Trainspotting (1996)

24 Jun

trainspotting_movie_image_ewan_mcgregor_01

Smith’s Verdict: ***1/2

Reviewed by Tanner Smith

“Choose life. Choose a job. Choose a career. Choose a family. Choose a big television., choose washing machines, cars, compact disc players and electrical tin openers. Choose good health, low cholesterol, and dental insurance. […] Choose your future. Choose life.”

The narrator/main character of Danny Boyle’s “Trainspotting”—Renton (Ewan McGregor)—has rebelled against the comfortable lifestyle his family has, as he finds it very uninteresting, and instead escapes into the world of drugs. Particularly, heroin is what he and his buddies turn to whenever they need something to “care” about. His friends are even less ambitious than Renton, in that they are all sociopathic, amoral, and even more warped than Renton—they are Sick Boy (Jonny Lee Miller), who constantly talks about Sean Connery movies; Spud (Ewan Bremner), a simple-minded, inoffensive addict; Tommy (Kevin McKidd), a nice, honest young man whose personality changes once he hears about the joys of heroin; and Begbie (Robert Carlyle), a psycho who delights in causing great harm people, even dropping a glass on a young woman’s head.

George Carlin once said this about how one feels about drugs—“They make you feel like wanting more drugs.” And indeed, the addiction is very strong with the characters in “Trainspotting.” Renton knows that heroin leads to misery and bitterness, but is constantly drawn back to it because of the hit. At one point early in the film, he even locks himself in a room with soup, ice cream, milk, Valium, water, three buckets (one for urine, one for feces, one for vomit), a TV set, and porn, in order to withdraw himself from the drug. But soon enough, he does get back to heroin. After a series of odd events, he nearly dies of an overdose, leading to a harsh, forceful intervention and withdrawal after which, much like Alex in “A Clockwork Orange” (that is, if Alex was holding and using), he must either cope with the realities of a clean life or give in to madness, pain, and misery yet again.

All of this is told in a bold, stylistic way that makes “Trainspotting” admirable for its look and feel, while at the same time uneasy to watch for the same elements. That makes it all the more effective in how “Trainspotting” frames its characters and their issues—these characters are pretty much horrible people, but “Trainspotting” does deliver and show comeuppances and consequences for each of them. They may embrace their lifestyle, but how long will it last until it hits them back? It leaves room for tragedy and even a little redemption. And it was a smart move not to show the world of drugs from one side of the argument—in order to understand what drugs can do to a person, the film shows things clear and in detail (sometimes strangely and eerily giddy in such) from the characters’ sides.
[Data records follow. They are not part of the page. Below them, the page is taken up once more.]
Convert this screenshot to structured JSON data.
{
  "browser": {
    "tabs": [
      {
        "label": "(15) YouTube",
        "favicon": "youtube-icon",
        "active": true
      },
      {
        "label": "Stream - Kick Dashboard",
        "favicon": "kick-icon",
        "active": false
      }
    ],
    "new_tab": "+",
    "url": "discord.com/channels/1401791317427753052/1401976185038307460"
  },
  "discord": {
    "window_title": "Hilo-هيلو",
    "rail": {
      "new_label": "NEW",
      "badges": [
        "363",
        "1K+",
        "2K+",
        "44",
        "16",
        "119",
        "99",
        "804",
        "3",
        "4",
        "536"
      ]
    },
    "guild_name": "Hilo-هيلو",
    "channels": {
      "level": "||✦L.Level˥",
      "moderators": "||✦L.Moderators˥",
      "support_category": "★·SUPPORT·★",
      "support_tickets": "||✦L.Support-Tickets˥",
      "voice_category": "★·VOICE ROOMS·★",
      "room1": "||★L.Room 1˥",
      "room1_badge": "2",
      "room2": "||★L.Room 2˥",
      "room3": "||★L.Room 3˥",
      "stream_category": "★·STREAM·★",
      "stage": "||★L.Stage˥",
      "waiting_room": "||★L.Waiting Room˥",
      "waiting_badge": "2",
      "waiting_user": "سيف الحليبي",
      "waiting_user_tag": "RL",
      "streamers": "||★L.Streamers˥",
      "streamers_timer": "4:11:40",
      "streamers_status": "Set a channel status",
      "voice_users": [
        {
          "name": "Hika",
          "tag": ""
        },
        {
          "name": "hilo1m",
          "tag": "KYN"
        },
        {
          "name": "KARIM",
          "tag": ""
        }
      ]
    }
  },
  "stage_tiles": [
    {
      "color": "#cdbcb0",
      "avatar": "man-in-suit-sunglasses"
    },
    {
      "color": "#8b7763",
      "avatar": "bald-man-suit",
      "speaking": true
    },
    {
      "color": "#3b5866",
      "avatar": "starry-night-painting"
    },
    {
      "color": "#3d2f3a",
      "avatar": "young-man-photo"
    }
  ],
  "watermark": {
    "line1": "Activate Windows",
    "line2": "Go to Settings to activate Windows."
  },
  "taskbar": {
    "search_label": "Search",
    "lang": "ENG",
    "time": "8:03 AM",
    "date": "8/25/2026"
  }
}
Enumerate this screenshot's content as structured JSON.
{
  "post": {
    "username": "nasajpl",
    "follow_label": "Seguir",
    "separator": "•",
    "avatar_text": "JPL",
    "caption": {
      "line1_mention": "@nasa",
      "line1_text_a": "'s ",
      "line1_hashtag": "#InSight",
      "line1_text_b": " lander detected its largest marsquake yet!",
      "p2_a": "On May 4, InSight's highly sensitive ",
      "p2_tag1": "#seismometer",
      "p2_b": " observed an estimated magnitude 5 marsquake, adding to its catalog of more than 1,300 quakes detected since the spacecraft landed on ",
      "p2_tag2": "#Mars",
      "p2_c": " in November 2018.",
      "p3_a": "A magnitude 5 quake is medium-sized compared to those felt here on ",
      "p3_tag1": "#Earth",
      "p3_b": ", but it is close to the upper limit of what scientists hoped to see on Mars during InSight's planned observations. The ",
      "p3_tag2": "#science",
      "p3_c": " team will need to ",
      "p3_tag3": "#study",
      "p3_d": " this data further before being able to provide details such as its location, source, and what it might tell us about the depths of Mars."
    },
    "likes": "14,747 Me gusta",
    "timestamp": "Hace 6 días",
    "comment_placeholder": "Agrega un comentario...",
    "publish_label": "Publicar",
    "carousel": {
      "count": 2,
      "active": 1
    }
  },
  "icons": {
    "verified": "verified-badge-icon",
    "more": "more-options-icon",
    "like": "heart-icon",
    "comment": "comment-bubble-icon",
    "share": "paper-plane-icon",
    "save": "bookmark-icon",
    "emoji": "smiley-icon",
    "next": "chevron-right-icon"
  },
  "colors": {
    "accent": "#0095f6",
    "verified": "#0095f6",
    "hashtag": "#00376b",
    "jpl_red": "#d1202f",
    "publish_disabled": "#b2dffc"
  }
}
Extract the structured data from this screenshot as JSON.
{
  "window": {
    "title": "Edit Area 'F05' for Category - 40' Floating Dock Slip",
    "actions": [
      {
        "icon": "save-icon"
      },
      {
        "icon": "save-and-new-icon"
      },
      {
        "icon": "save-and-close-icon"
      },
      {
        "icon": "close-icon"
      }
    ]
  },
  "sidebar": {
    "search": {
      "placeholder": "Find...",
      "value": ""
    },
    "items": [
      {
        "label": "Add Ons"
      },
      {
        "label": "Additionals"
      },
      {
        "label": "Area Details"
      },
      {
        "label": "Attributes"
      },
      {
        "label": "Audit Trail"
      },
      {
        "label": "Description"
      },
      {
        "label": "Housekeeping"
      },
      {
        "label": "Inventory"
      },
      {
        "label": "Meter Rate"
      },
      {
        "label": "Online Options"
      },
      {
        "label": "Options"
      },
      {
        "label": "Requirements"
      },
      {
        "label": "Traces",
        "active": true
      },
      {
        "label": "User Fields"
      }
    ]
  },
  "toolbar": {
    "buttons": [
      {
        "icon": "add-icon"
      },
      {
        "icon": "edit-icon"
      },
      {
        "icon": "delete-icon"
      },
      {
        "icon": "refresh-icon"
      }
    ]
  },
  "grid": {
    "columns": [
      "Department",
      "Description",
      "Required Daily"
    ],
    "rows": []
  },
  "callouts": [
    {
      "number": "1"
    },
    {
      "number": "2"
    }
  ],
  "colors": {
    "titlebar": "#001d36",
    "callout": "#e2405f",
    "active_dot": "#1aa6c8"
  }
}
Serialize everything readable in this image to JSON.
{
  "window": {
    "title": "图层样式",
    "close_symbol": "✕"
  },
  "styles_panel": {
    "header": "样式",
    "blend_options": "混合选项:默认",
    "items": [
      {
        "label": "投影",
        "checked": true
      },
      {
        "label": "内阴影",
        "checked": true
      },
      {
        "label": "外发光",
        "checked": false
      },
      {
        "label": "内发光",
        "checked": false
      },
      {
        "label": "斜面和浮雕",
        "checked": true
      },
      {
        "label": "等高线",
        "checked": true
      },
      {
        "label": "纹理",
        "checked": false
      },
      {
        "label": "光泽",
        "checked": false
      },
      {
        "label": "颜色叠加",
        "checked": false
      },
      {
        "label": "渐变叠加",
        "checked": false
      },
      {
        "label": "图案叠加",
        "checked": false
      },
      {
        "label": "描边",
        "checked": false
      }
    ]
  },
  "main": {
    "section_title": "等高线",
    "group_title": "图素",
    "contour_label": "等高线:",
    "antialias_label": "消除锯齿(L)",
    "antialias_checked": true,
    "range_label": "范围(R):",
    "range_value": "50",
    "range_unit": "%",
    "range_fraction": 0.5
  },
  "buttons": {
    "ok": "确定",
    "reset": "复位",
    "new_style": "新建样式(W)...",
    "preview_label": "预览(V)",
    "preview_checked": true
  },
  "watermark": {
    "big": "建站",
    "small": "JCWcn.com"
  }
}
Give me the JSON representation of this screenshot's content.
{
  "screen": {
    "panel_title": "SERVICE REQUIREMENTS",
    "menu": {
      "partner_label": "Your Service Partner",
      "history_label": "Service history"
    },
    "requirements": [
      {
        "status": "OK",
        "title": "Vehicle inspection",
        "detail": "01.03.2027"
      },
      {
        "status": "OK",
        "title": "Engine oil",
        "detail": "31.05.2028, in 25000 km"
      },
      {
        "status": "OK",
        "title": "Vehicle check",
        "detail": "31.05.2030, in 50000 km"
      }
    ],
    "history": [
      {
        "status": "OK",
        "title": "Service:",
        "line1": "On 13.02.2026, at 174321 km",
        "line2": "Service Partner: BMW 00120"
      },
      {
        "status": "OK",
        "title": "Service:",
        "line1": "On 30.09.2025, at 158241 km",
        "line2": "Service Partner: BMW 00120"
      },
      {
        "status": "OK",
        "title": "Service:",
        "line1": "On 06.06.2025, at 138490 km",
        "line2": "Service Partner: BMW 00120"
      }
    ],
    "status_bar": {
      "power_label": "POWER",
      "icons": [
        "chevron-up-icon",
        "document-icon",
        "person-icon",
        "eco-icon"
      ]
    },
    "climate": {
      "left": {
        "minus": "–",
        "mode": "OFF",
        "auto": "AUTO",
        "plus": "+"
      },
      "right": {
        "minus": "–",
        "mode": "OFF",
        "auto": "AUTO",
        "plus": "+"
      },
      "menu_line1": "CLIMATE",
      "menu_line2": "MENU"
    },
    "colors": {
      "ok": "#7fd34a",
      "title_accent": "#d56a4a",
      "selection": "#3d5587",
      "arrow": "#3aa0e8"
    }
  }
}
And the best thing about the story—it doesn’t preach in delivering what it has to.

Thanks to a unique visual style and a clever framing device, “Trainspotting” is a very compelling film—not only is it well-acted and well-done in getting its point across without preaching, but it is lively and energetic. Much like Spike Lee’s “Do the Right Thing,” Danny Boyle creates “Trainspotting” with something that needs to be said about a certain controversial subject and results to all sorts of tricks and such in order to make people remember what they’re supposed to get out of it. in that sense, the film is very successful and quite grippipng.